Turkey’s President Recep Tayyip Erdogan has announced that he will discuss the situation in northeast Syria with his Russian counterpart Vladimir Putin in their upcoming meeting on October 22.
“There will be a meeting with Putin in Sochi on Tuesday. Our aim is to identify an acceptable solution. We want the areas under the control of the Syrian government to be cleared of militants of the Kurdistan Workers’ Party [PKK] and the Self Defense Forces [YPG],” told a news conference in Istanbul on October 18, according to the Russian news agency TASS.

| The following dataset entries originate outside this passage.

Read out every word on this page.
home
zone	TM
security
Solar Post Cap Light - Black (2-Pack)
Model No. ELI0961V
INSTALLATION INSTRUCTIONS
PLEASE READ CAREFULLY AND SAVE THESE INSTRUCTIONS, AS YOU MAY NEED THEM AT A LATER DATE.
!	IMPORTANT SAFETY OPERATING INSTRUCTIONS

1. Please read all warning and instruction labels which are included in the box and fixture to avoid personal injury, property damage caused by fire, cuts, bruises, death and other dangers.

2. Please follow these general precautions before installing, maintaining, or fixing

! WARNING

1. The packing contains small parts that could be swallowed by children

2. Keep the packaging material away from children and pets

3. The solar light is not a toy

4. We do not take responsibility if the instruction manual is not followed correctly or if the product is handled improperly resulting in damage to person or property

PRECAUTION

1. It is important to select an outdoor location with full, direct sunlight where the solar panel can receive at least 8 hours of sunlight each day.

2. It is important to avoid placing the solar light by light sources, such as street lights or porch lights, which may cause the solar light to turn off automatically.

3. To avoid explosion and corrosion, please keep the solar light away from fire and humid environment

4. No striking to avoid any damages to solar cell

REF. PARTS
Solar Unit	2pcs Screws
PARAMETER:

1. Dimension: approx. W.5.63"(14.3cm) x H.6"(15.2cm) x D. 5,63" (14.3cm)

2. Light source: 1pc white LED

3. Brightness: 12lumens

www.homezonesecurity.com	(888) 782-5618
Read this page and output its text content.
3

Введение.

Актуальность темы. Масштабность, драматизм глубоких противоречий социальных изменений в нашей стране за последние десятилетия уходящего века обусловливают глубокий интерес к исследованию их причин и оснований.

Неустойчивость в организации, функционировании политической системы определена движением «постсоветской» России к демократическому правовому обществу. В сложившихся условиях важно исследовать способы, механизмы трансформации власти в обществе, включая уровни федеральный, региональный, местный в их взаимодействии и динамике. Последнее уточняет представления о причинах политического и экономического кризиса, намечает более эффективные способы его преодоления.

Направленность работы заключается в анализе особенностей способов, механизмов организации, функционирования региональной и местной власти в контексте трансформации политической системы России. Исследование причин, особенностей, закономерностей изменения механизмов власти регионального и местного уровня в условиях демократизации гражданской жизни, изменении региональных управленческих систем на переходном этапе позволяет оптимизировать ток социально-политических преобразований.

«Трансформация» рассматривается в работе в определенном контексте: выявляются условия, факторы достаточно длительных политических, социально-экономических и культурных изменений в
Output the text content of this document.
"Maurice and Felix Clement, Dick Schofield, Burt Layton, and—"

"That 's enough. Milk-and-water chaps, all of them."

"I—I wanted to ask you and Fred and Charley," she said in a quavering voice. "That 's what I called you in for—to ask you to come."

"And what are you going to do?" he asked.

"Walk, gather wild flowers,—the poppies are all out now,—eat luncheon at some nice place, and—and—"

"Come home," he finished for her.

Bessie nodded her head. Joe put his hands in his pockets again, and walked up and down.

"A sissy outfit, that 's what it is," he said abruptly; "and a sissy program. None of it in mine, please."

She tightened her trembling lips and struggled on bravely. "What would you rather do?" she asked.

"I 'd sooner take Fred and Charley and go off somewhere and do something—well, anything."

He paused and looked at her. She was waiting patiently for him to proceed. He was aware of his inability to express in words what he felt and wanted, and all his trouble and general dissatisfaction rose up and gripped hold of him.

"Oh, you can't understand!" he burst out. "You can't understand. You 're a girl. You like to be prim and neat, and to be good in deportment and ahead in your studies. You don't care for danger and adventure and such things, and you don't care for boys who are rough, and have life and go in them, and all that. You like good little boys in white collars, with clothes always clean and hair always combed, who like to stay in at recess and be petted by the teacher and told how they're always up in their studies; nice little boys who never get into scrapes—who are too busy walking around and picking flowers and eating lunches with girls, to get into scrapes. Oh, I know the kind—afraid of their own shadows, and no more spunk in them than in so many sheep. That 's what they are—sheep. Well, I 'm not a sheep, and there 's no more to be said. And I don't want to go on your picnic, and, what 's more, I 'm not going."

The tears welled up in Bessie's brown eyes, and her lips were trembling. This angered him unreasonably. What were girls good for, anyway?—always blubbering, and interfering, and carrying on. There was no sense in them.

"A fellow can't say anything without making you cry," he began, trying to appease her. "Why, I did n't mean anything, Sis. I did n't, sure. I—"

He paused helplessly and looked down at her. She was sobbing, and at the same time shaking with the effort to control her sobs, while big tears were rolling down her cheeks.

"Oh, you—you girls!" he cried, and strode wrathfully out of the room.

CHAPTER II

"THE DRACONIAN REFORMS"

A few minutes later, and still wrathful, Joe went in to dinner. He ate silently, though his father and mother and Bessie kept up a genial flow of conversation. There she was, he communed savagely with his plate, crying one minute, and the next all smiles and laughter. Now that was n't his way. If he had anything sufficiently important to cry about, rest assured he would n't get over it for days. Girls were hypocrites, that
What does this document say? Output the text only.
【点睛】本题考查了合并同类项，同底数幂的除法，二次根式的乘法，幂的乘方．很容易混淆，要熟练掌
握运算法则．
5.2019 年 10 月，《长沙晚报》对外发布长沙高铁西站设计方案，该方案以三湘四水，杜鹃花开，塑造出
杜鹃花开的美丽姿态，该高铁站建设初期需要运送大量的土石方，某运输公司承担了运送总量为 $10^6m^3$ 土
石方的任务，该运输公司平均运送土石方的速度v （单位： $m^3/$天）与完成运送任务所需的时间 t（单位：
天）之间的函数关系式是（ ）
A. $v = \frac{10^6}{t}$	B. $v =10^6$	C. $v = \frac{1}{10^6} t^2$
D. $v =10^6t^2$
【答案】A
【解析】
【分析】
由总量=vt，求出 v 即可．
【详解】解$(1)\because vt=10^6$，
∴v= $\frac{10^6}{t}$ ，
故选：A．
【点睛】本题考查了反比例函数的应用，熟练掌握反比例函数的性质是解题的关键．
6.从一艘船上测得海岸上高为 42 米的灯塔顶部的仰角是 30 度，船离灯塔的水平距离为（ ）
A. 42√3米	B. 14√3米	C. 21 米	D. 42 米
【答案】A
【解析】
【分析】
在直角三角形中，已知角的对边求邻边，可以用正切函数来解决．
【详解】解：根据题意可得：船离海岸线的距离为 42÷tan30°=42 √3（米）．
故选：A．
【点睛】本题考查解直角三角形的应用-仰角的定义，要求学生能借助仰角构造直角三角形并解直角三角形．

The Turkish President went on to state that he has no objections against placing the “safe-zone” under the Damascus government’s control.
On October 9, the Turkish military and its Syrian proxies launched a large-scale military operation to establish the “safe-zone” in northeast Syria. However, a breakthrough deal between Damascus and Kurdish forces allowed Syrian troops to enter the region, which limited the movement of Turkish forces.
Facing this unexpected development, Turkey accepted a US-proposed ceasefire which would force Kurdish forces out of the designated “safe-zone.” Less than 24 hours after its beginning, the ceasefire appears to be collapsing, with both side not fulfilling their commitments.
Erdogan’s new statements indicate that Ankara likely hopes to strike a deal with Moscow that would force Kurdish forces out of the “safe-zone” in exchange for the deployment of the Syrian military.